America touts "exceptionalism," a country that has spread liberty and democracy all over the world. Yet one has to ask if what we have seen in the primary and general election campaigns over the past two years resembles democracy or if it is just a farce.
America pats itself on the back over winning the Great War, which started in 1914, but the US didn't enter until 1917. This praise continues with World War II, which started in September 1939. America didn't enter until 1941 after the Pearl Harbor attack. America had the wealth and industrial power to support an expensive war effort and subsequently the Korean conflict and a lengthy cold war.
The world was on the brink of a nuclear holocaust 50 years ago during the Cuban missile crisis. Fortunately, the USSR blinked and a catastrophe was avoided.
In the intervening years there was the unsuccessful war in Vietnam, followed by Afghanistan and Iraq. In the latter two cases one has to ask what if anything was achieved.
Fast-forward to 2012 and the American election campaign. Hundreds of millions of dollars have been expended in both the Republican primary and the general election. Candidates have been supported by wealthy donors on both sides and Super PACs have increasing influence.
The large amounts of money have aided in smear campaigns, each side demonizing the other. Seldom is there a serious discussion on the campaign trail and the four debates have been a windfall for fact-checkers.
The American main stream media is complicit in the misinformation campaign, displaying obvious bias to one candidate or the other, even distorting the fact checks. Petty issues have been the order of the day for the world's only superpower. For a country that asserts its power across the globe, "Big Bird, Binders and Bayonets," have been the order of the day.

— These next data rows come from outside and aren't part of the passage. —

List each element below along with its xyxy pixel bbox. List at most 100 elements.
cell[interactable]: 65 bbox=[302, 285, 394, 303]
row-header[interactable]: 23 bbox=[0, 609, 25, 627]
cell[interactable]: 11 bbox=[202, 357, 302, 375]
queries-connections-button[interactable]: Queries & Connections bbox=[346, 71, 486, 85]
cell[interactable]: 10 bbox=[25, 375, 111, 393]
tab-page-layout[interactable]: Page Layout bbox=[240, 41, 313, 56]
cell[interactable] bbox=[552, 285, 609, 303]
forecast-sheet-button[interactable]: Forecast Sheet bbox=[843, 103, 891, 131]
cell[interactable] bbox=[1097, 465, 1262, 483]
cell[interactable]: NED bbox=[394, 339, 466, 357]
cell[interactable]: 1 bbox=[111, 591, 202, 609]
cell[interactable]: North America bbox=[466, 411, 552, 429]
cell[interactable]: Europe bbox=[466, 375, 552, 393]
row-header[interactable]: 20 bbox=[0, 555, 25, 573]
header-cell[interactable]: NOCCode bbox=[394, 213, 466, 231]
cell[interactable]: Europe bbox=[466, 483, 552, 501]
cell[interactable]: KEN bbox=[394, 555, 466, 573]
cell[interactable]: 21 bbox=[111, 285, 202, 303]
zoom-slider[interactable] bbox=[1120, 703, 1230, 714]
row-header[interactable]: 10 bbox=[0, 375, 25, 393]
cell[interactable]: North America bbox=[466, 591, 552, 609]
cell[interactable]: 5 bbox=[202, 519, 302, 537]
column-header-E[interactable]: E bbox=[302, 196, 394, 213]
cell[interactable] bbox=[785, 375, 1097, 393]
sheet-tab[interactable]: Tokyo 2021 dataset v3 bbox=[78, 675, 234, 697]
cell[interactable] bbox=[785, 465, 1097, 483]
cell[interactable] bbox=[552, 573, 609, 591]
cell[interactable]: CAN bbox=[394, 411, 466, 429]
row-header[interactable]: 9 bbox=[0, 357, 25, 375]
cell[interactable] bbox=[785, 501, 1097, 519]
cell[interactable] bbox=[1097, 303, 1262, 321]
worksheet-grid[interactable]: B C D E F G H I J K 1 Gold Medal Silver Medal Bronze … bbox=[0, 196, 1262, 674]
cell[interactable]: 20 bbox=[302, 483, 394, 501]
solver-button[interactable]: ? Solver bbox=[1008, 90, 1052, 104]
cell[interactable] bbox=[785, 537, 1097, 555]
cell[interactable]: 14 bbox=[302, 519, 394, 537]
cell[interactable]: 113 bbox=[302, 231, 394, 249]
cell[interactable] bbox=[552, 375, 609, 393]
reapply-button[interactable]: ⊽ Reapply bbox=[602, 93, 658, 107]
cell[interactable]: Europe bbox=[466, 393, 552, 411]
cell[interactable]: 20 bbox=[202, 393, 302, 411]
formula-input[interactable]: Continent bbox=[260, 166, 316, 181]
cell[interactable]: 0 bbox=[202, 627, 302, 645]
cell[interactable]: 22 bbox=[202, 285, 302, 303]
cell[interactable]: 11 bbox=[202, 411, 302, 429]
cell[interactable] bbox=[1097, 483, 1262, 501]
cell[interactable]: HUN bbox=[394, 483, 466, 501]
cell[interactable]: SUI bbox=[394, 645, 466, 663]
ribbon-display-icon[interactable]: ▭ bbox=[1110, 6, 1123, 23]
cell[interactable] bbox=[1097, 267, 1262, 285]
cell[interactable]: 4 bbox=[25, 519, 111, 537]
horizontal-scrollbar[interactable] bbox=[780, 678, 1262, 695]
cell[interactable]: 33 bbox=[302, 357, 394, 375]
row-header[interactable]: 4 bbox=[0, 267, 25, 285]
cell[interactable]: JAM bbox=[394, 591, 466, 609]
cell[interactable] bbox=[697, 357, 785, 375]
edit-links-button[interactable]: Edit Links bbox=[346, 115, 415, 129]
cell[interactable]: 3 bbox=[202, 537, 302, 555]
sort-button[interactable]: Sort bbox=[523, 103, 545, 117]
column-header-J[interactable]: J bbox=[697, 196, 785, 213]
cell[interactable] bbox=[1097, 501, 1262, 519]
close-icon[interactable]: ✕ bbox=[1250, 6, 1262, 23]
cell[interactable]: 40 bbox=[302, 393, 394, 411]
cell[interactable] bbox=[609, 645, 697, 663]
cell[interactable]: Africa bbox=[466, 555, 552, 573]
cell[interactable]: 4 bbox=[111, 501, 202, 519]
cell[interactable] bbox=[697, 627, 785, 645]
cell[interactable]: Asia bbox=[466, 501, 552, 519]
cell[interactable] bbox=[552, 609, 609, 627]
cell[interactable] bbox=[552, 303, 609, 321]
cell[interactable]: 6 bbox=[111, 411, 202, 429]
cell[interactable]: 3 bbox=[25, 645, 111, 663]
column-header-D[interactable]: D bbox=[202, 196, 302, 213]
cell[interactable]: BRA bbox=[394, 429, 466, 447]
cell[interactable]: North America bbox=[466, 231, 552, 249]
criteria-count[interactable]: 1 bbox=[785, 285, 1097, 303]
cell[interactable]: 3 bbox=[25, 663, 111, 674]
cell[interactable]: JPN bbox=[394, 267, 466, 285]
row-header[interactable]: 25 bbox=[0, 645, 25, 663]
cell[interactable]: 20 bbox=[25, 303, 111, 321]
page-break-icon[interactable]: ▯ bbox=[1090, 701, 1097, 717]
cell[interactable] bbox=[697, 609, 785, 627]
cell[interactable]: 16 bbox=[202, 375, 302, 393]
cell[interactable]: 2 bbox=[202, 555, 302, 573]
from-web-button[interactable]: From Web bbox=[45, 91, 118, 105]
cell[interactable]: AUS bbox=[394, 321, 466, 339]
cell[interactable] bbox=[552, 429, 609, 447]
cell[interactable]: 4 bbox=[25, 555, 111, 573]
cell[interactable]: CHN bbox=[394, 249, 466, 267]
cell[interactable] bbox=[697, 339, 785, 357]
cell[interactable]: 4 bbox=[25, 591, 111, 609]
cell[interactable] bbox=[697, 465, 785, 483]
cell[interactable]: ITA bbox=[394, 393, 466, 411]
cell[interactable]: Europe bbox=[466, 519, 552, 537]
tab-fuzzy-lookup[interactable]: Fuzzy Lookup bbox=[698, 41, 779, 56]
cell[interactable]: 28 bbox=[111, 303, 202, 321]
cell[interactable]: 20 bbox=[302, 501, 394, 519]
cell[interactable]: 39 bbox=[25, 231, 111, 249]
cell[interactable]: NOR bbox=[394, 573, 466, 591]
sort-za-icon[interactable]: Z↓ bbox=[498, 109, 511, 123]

While a serious honest discussion on the economy, foreign policy, the environment and energy policy should have been on the radar, there was a charade of four debates, including the vice presidential debate.
Mitt Romney apparently won the first debate because the incumbent president was absent. The fickle electorate apparently switched their opinion and the momentum moved to Romney. This was followed by the vice presidential debate, and apparently the momentum continued in favor of Romney.
Then followed the second presidential debate. The fact-checkers again were out in full force and spin masters went spinning. Most of the week was occupied by the media on whether or not Candy Crowley had interfered and helped the president. Congratulations, mainstream media.
The third and final debate was on foreign policy. Fact-checkers will be busy for two weeks sorting out the distortions, but will it matter?
During the last debate the president was combative and obviously hoping to stir up a fight with Romney. After sitting back a few hours, the debate couldn't have been worse for a subject as serious as foreign policy and all the trouble spots in the world.
What you saw were two candidates that were in lockstep on most issues, but each one was determined to tell the public that they could do it better.
The Canadian Broadcasting Corporation's Neil MacDonald, well-known for his left leaning reports, even had to concede that,
"Monday night, though, Obama attacked first and attacked often, effectively calling Romney a liar, pointing, sometimes correctly, to his contradictory declarations, and tossing out sarcastic slap downs.
But it just didn't seem to work. Once more, Romney was a step ahead.
Rather than firing back, he responded with an air of regretful forbearance, on two occasions telling Obama "attacking me is not an agenda. Attacking me is not talking about how we're going to deal with … challenges."
Then, in his closing statement, he talked about the torch changing hands. He talked about getting people off food stamps, "not by cutting the program, but by getting them good jobs."
With the large influx of corporate money to fund elections, US elections have become a farce. Almost anything goes in love and war. Although the electorate professes to have a distaste for attack ads, they work.
Global influence is the hallmark of US foreign policy and this should include the global economy, a Middle East strategy, influence in Asia and Europe and the Americas. This begs the question if anyone heard a clearcut policy by either candidate during these debates. The answer has to be a resounding no.
America's system keeps the country in a constant campaign mode. Once the general election is over, the campaign for the midterm election will heat up. With a polarized electorate the elections have become a farce and a war of ideologies. In the end no one wins, except for the lobbyists and big money donors.
Democracy becomes the big loser. Winners cater to those that donated the big bucks and the general public becomes the pawn of this elaborate farce.